We just started collecting. People come and sell what they have, and I sort through them slowly. Sometimes if famous artists or politicians pass away and their families can’t keep all their things, I’ll go out and see if they want to sell. I always encourage them to keep it, but if they don’t want it, I collect. People keep these things in their homes for a time but have no system to organize them, like me. It’s very difficult to maintain them, in fact.

In the beginning I just started collecting for my private interest, but later I started thinking more for future history and research. I want to get an alternative history. everything we’re learning is just the standard history from the government, and nobody is doing research properly yet in many fields—history, literature, the media. We can do a history of newspapers properly, or even a history of comic books—I collect comic books, too.

Do you sell these cultural artifacts?

Some of these things are very rare, and if it’s one of a kind, it’s important for history and we don’t sell. These things are mostly for researchers. But if we have extra, then we sell.

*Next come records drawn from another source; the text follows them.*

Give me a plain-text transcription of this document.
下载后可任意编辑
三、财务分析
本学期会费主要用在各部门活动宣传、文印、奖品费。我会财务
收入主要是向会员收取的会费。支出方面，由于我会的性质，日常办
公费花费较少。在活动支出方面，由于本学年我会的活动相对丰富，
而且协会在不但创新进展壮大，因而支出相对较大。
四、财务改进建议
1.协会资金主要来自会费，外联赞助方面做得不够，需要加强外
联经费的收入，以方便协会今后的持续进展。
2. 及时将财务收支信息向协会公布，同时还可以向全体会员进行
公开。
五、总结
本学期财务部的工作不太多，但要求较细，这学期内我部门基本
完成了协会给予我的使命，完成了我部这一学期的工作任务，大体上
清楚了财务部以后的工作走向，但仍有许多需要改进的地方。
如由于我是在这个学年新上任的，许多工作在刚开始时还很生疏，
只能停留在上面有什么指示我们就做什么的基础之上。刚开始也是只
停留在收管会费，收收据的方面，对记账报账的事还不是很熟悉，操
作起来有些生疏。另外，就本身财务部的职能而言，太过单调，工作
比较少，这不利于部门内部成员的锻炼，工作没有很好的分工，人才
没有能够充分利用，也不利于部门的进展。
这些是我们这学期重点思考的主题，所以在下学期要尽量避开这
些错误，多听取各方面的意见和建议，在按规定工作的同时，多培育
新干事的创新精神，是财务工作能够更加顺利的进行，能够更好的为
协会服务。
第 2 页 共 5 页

The government’s censorship board was disbanded this year, but it was still around when you opened the gallery in 2008. How did that affect business?

We had to invite the censorship board before exhibit openings. They would come and decide which paintings we couldn’t show. Censorship limited what artists could create, so that was always a problem. But for us, really, the censors didn’t pay that much attention to the art. They thought of art as something that just hangs on a wall in your home, rather than being public, so they didn’t pay much attention. Artists were a little less oppressed than writers, filmmakers or musicians, whose works were more publicized.

Do you have a favorite artist or writer?

Many. I really like [Yasunari] Kawabata, a japanese writer who won a Nobel Prize, and also rabindranath Tagore, a Bengali writer and poet. As for contemporary writers, I also like Thomas Pynchon’s “Gravity’s rainbow.” I have several favorite artists, like Paul Klee, [Wassily] Kandinsky and [joan] Miro.